Visiting the skywalk is free. What you may pay for is the car park, and that is a modest charge. The only ticketed extra is the cable car down to the base of the cliff, which is a separate operation and an optional add-on rather than part of the skywalk.

If a tour quotes a “Cabo Girão” stop, that almost always means the free viewing platform. Check whether the cliff-base cable car is included if that part matters to you.

The cable car to the fajã

Below the cliff lies a fajã, a flat shelf of land formed by old rockfalls and worked as farmland. A cable car runs from near the skywalk down to this base, where small terraced plots of vines and vegetables sit between the cliff and the sea.
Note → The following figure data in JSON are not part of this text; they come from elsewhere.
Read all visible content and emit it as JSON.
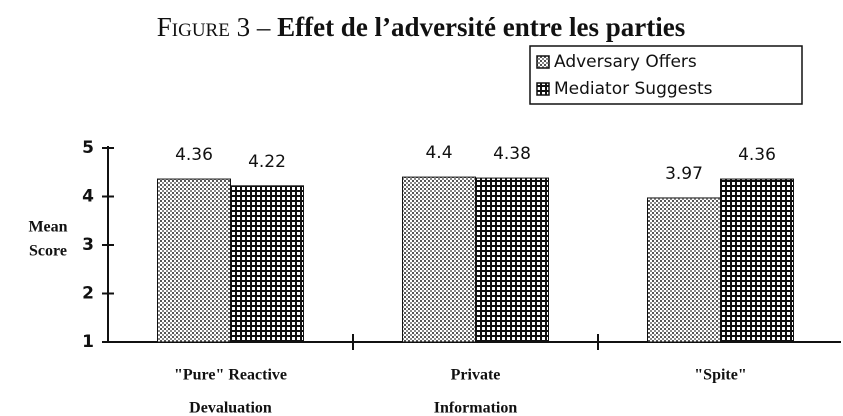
{
  "chart_data": {
    "type": "bar",
    "figure_label": "Figure 3 –",
    "title": "Effet de l’adversité entre les parties",
    "ylabel": [
      "Mean",
      "Score"
    ],
    "categories": [
      [
        "\"Pure\" Reactive",
        "Devaluation"
      ],
      [
        "Private",
        "Information"
      ],
      [
        "\"Spite\""
      ]
    ],
    "series": [
      {
        "name": "Adversary Offers",
        "color": "#999999",
        "values": [
          4.36,
          4.4,
          3.97
        ]
      },
      {
        "name": "Mediator Suggests",
        "color": "#222222",
        "values": [
          4.22,
          4.38,
          4.36
        ]
      }
    ],
    "ylim": [
      1,
      5
    ],
    "yticks": [
      1,
      2,
      3,
      4,
      5
    ],
    "legend": "top-right"
  }
}
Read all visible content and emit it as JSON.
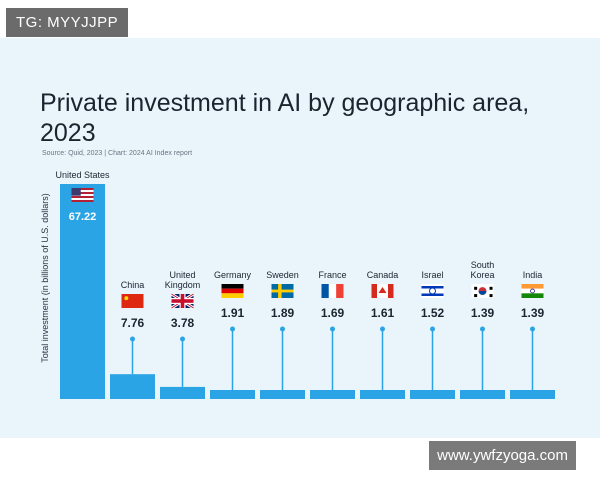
{
  "watermark_top": "TG: MYYJJPP",
  "watermark_bottom": "www.ywfzyoga.com",
  "chart_data": {
    "type": "bar",
    "title": "Private investment in AI by geographic area, 2023",
    "source": "Source: Quid, 2023 | Chart: 2024 AI Index report",
    "ylabel": "Total investment (in billions of U.S. dollars)",
    "xlabel": "",
    "ylim": [
      0,
      67.22
    ],
    "categories": [
      "United States",
      "China",
      "United Kingdom",
      "Germany",
      "Sweden",
      "France",
      "Canada",
      "Israel",
      "South Korea",
      "India"
    ],
    "category_lines": [
      [
        "United States"
      ],
      [
        "China"
      ],
      [
        "United",
        "Kingdom"
      ],
      [
        "Germany"
      ],
      [
        "Sweden"
      ],
      [
        "France"
      ],
      [
        "Canada"
      ],
      [
        "Israel"
      ],
      [
        "South",
        "Korea"
      ],
      [
        "India"
      ]
    ],
    "values": [
      67.22,
      7.76,
      3.78,
      1.91,
      1.89,
      1.69,
      1.61,
      1.52,
      1.39,
      1.39
    ],
    "value_labels": [
      "67.22",
      "7.76",
      "3.78",
      "1.91",
      "1.89",
      "1.69",
      "1.61",
      "1.52",
      "1.39",
      "1.39"
    ],
    "flags": [
      "us-flag",
      "cn-flag",
      "uk-flag",
      "de-flag",
      "se-flag",
      "fr-flag",
      "ca-flag",
      "il-flag",
      "kr-flag",
      "in-flag"
    ],
    "bar_color": "#2aa4e4",
    "label_color": "#1b2530"
  }
}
It is a steep, short ride, and it gives you the rare view of the cliff from underneath rather than above.

The fajã is a working agricultural strip with a pebble shore, not a resort beach. The cable car is worth it if you want to see how families farm this sliver of land at the foot of the cliff, and if the descent itself appeals. If you only want the famous view, the free platform at the top is enough.

Worth it or not

The skywalk is a brief stop, and it earns its place precisely because it is brief: a striking view, a slightly vertiginous walk on glass, and a free one at that. It pairs naturally with Câmara de Lobos and the rest of the west, or slots into a guided south-coast loop. Do not plan a half-day around it, and do not expect anything elaborate once you arrive. As one element of a fuller day, it delivers.

Frequently asked questions

Is the Cabo Girão skywalk free to visit?

Yes. Walking onto the platform and using the viewpoint costs nothing. You pay only a small fee for the car park, and separately for the cable car if you choose to ride down to the base of the cliff. Most guided tours that list a Cabo Girão stop mean the free platform.

Is the glass floor safe and how scary is it?

The platform is a solid, railed steel structure built for the purpose, so it is safe to stand on. The unnerving part is purely visual: looking down through the glass at the drop. If that does not appeal, you can enjoy the same panorama from the paved terrace around the glass section without stepping onto it.

Can I reach the skywalk without a car?

It is possible but awkward. Buses serve Câmara de Lobos and nearby villages, but direct services up to the skywalk are limited and infrequent. Without a car, the practical choices are a guided west-coast tour that includes the stop, or a taxi from Câmara de Lobos or Funchal.

How long should I plan for a visit?

The platform itself takes 15 to 30 minutes, including time to queue for the glass and take photographs. Add the cliff-base cable car and you can spend an hour or more. It works best as a short stop within a wider tour of the south and west coast rather than a standalone outing.

What is the cable car at Cabo Girão for?

It descends from near the skywalk to the fajã at the foot of the cliff, a flat shelf of farmland with vines and vegetable plots and a pebble shore. It gives you the cliff seen from below and a look at how families work this small strip of land. It is a paid extra, separate from the free viewpoint.